Without a formal dining room, how do you carve space for elegant dinners out of a living room, family room or kitchen?
So many twists on this tale have been tried: banquettes and tiny tables in the foyer; dining tables that convert to coffee tables at the flick of a lever; tiny, occasional tables that combine into one large unit to seat six comfortably in the living room.
I had to face this challenge recently, in a long, rectangular living room. The window end of the room was conveniently adjacent to a tiny kitchen, too small to support its own dining or snack area.
The dining space in the living room had to provide both early morning coffee for two busy, career-minded people and a spot for entertaining and dining a deux.
To carve out the necessary space, I built deep frames for the two conventional windows at the end of the room. Using 2-inch-by-12-inch boards cut to fit the 8-foot height of the ceiling, I made a dining alcove perfectly sized for an elegantly carved settee that I found at a country auction. Its curvilinear shape and blond wood finish look sophisticated against the deep green painted wall between the windows. A substantial foam seat and two plump-back cushions make the settee cozy and comfortable.
Two caned chairs, of dubious origin but graceful and elegant, complete the dining group. These, plus two similar chairs at the other end of the room, are lightweight enough to be occasional chairs, for either dining or extra seating around the sofa group.
To give the space its own festivity, I hung six different turn-of-the-century fixtures over the oval, trestle-based dining table. They are simply milk-glass or clear glass shades left over from elaborate old gaslight wall or ceiling fixtures. An electrician wired them with white porcelain sockets and switches and white-coated wire.

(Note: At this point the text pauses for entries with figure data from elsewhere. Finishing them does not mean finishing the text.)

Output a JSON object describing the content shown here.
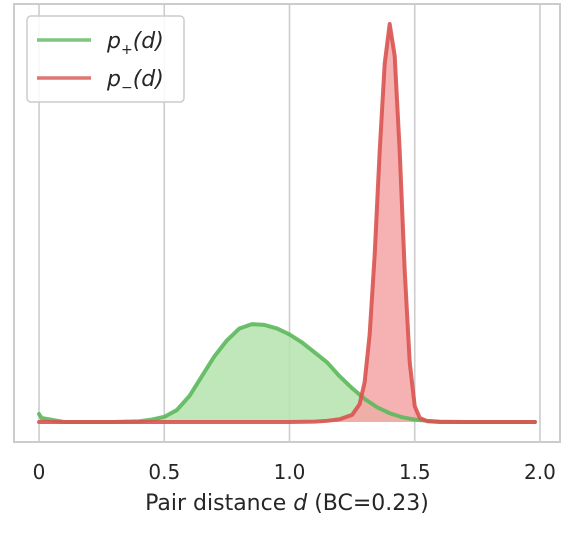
{
  "chart_data": {
    "type": "area",
    "xlim": [
      -0.1,
      2.08
    ],
    "ylim": [
      0,
      1.0
    ],
    "grid": "vertical",
    "legend_position": "top-left",
    "xticks": [
      {
        "value": 0,
        "label": "0"
      },
      {
        "value": 0.5,
        "label": "0.5"
      },
      {
        "value": 1.0,
        "label": "1.0"
      },
      {
        "value": 1.5,
        "label": "1.5"
      },
      {
        "value": 2.0,
        "label": "2.0"
      }
    ],
    "xlabel": {
      "prefix": "Pair distance ",
      "var": "d",
      "suffix": " (BC=0.23)"
    },
    "series": [
      {
        "key": "p_plus",
        "name": {
          "base": "p",
          "sub": "+",
          "tail": "(d)"
        },
        "line_color": "#5cb85c",
        "fill_color": "#b5e3ad",
        "points": [
          [
            0.0,
            0.02
          ],
          [
            0.01,
            0.01
          ],
          [
            0.1,
            0.0
          ],
          [
            0.3,
            0.0
          ],
          [
            0.4,
            0.002
          ],
          [
            0.45,
            0.006
          ],
          [
            0.5,
            0.013
          ],
          [
            0.55,
            0.03
          ],
          [
            0.6,
            0.065
          ],
          [
            0.65,
            0.115
          ],
          [
            0.7,
            0.165
          ],
          [
            0.75,
            0.205
          ],
          [
            0.8,
            0.235
          ],
          [
            0.85,
            0.246
          ],
          [
            0.9,
            0.244
          ],
          [
            0.95,
            0.235
          ],
          [
            1.0,
            0.22
          ],
          [
            1.05,
            0.2
          ],
          [
            1.1,
            0.175
          ],
          [
            1.15,
            0.15
          ],
          [
            1.2,
            0.115
          ],
          [
            1.25,
            0.085
          ],
          [
            1.3,
            0.058
          ],
          [
            1.35,
            0.037
          ],
          [
            1.4,
            0.022
          ],
          [
            1.45,
            0.012
          ],
          [
            1.5,
            0.006
          ],
          [
            1.55,
            0.003
          ],
          [
            1.6,
            0.001
          ],
          [
            1.7,
            0.0
          ],
          [
            1.98,
            0.0
          ]
        ]
      },
      {
        "key": "p_minus",
        "name": {
          "base": "p",
          "sub": "−",
          "tail": "(d)"
        },
        "line_color": "#d9534f",
        "fill_color": "#f4a5a5",
        "points": [
          [
            0.0,
            0.0
          ],
          [
            1.0,
            0.0
          ],
          [
            1.1,
            0.001
          ],
          [
            1.15,
            0.003
          ],
          [
            1.2,
            0.007
          ],
          [
            1.25,
            0.018
          ],
          [
            1.28,
            0.045
          ],
          [
            1.3,
            0.1
          ],
          [
            1.32,
            0.22
          ],
          [
            1.34,
            0.42
          ],
          [
            1.36,
            0.68
          ],
          [
            1.38,
            0.9
          ],
          [
            1.4,
            1.0
          ],
          [
            1.42,
            0.92
          ],
          [
            1.44,
            0.68
          ],
          [
            1.46,
            0.38
          ],
          [
            1.48,
            0.15
          ],
          [
            1.5,
            0.04
          ],
          [
            1.52,
            0.01
          ],
          [
            1.55,
            0.002
          ],
          [
            1.6,
            0.0
          ],
          [
            1.98,
            0.0
          ]
        ]
      }
    ]
  }
}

We hung the lights-from a thick, white-lacquered floating "ceiling," suspended from the ceiling by almost invisible nylon cords. Above eye level, the cords gang and plug into a multiple convenience outlet, where the wall meets the ceiling; it is neatly concealed by the floating ceiling.
In the deep window alcoves formed by the vertical, foot-deep frames painted glossy white, I used white match-stick roll-up shades from ceiling to floor. A recessed wall washer above each accents the matchstick texture.
I planted two elegant ficus trees in huge terracotta pots and placed them in each alcove. Here, they can diffuse the light from the windows and frame this elegant dinging area in leafy splendor.